Storm must have intended to secrete the money here about the house somewhere until their return from the fishing trip and then make his getaway. But why had he so suddenly changed his mind and evinced willingness to go on the trip at all? Was it to get out of sight and still keep in touch with the progress of the investigation until it had ceased through lack of further evidence to engage the activities of the police?
Or was it to get George himself away? Storm knew his theory; George cursed himself for his stupidity, his blindness! He had descanted at length upon his idea of the murder, and Storm, realizing how dangerously near the truth it was, may have planned to keep him out of mischief until the case was dropped.
But was that all he had planned?George stood still, stunned with the thought which came to him. Storm had killed two people and gotten away with it; why not a third? Why not George himself, if he suspected that George was likely to come upon the truth? The red trilogy!
That selection of a deserted lodge hidden miles away in the heart of the wilderness far from the beaten paths for their headquarters during the fishing trip; the determination to be absolutely alone with George, without even the services of a guide; the insistence upon taking the pistol along——!
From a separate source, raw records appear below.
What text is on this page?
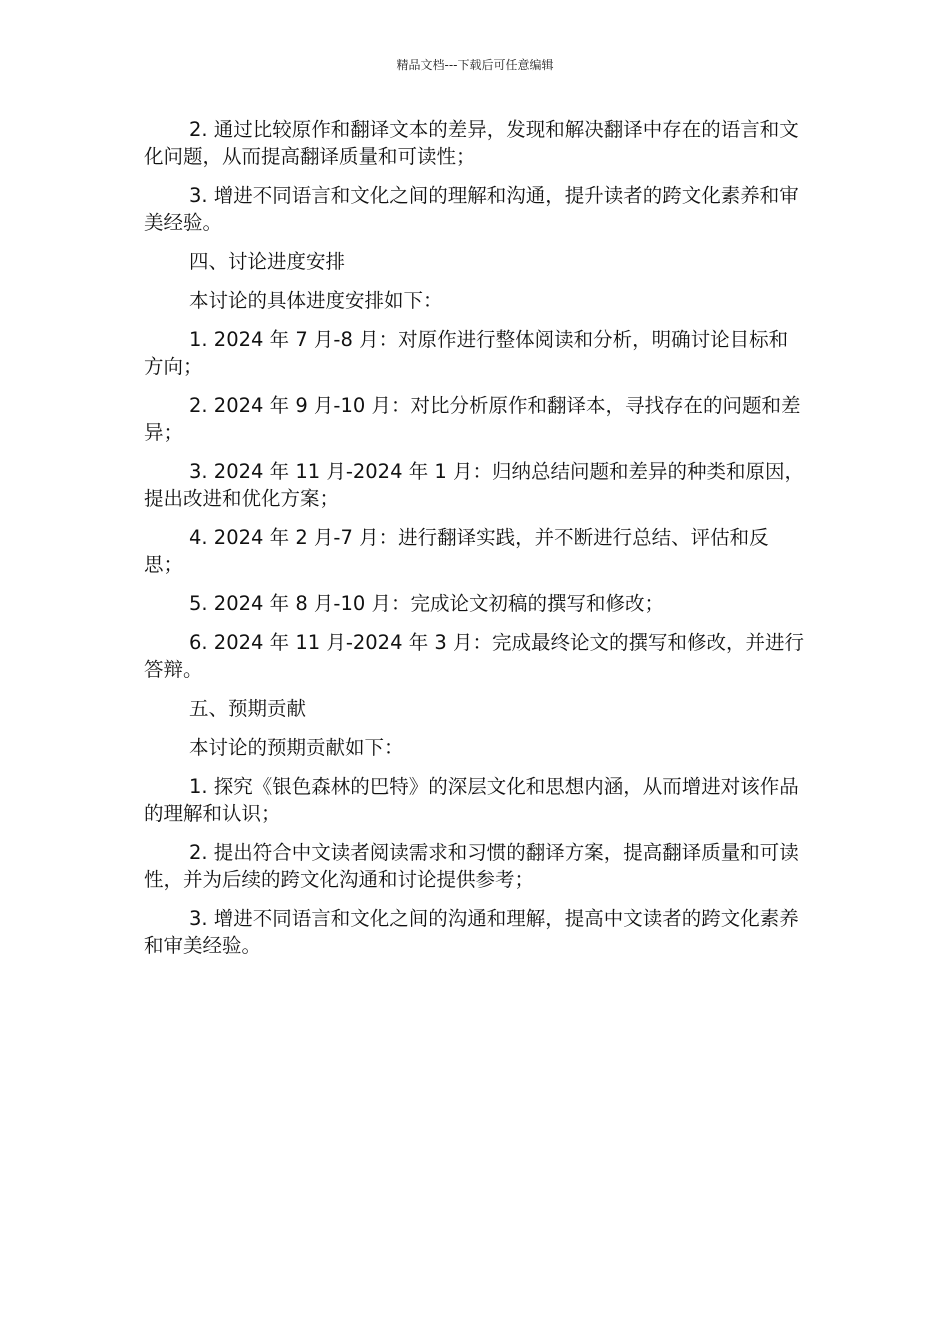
精品文档---下载后可任意编辑

2. 通过比较原作和翻译文本的差异，发现和解决翻译中存在的语言和文化问题，从而提高翻译质量和可读性；

3. 增进不同语言和文化之间的理解和沟通，提升读者的跨文化素养和审美经验。

四、讨论进度安排

本讨论的具体进度安排如下：

1. 2024 年 7 月-8 月：对原作进行整体阅读和分析，明确讨论目标和方向；

2. 2024 年 9 月-10 月：对比分析原作和翻译本，寻找存在的问题和差异；

3. 2024 年 11 月-2024 年 1 月：归纳总结问题和差异的种类和原因，提出改进和优化方案；

4. 2024 年 2 月-7 月：进行翻译实践，并不断进行总结、评估和反思；

5. 2024 年 8 月-10 月：完成论文初稿的撰写和修改；

6. 2024 年 11 月-2024 年 3 月：完成最终论文的撰写和修改，并进行答辩。

五、预期贡献

本讨论的预期贡献如下：

1. 探究《银色森林的巴特》的深层文化和思想内涵，从而增进对该作品的理解和认识；

2. 提出符合中文读者阅读需求和习惯的翻译方案，提高翻译质量和可读性，并为后续的跨文化沟通和讨论提供参考；

3. 增进不同语言和文化之间的沟通和理解，提高中文读者的跨文化素养和审美经验。
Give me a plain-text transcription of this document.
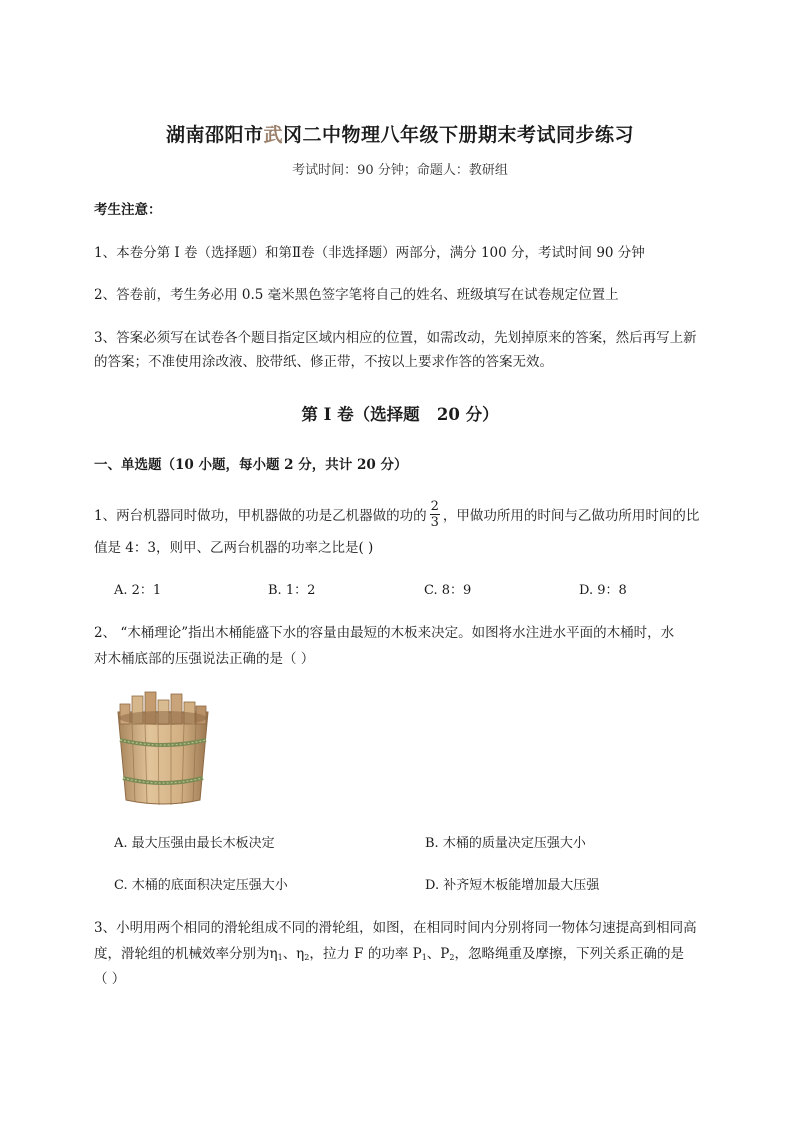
湖南邵阳市武冈二中物理八年级下册期末考试同步练习
考试时间：90 分钟；命题人：教研组
考生注意：
1、本卷分第 I 卷（选择题）和第Ⅱ卷（非选择题）两部分，满分 100 分，考试时间 90 分钟
2、答卷前，考生务必用 0.5 毫米黑色签字笔将自己的姓名、班级填写在试卷规定位置上
3、答案必须写在试卷各个题目指定区域内相应的位置，如需改动，先划掉原来的答案，然后再写上新
的答案；不准使用涂改液、胶带纸、修正带，不按以上要求作答的答案无效。
第 I 卷（选择题   20 分）
一、单选题（10 小题，每小题 2 分，共计 20 分）
1、两台机器同时做功，甲机器做的功是乙机器做的功的 $\frac{2}{3}$ ，甲做功所用的时间与乙做功所用时间的比
值是 4：3，则甲、乙两台机器的功率之比是( )
A. 2：1	B. 1：2	C. 8：9	D. 9：8
2、 “木桶理论”指出木桶能盛下水的容量由最短的木板来决定。如图将水注进水平面的木桶时，水
对木桶底部的压强说法正确的是（ ）
A. 最大压强由最长木板决定	B. 木桶的质量决定压强大小
C. 木桶的底面积决定压强大小	D. 补齐短木板能增加最大压强
3、小明用两个相同的滑轮组成不同的滑轮组，如图，在相同时间内分别将同一物体匀速提高到相同高
度，滑轮组的机械效率分别为$\eta_1$、$\eta_2$，拉力 F 的功率 $P_1$、$P_2$，忽略绳重及摩擦，下列关系正确的是
（ ）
George eyed the thing with horror and loathing as it lay in the top of the open bag. Then he walked grimly over to it, and picking it up together with the box of cartridges he took it to the table and loaded it with awkward, unaccustomed hands.
There was no doubt in his mind as to the course he must pursue; there had been no question of it, from the first moment when conviction came to him that Storm had killed Horton. Now, at the thought of Leila, a passionate regret that his part was not to be a more active one filled his soul, but it brought no hesitation.
Laying the pistol down he crossed to the door, and as he closed it softly that harsh, stertorous snore came down the stairs once more, and again that primitive instinct to destroy laid hold upon George; but he shook it off resolutely and returned to the desk. Yet with his hand upon the receiver of the telephone he paused.
Dare he speak? That man lying there upstairs in brutish unconsciousness was surely the vilest thing that lived! Yet dare he speak and throw out into the world the knowledge of this fearful thing?
Slowly, determinedly, George lifted the receiver.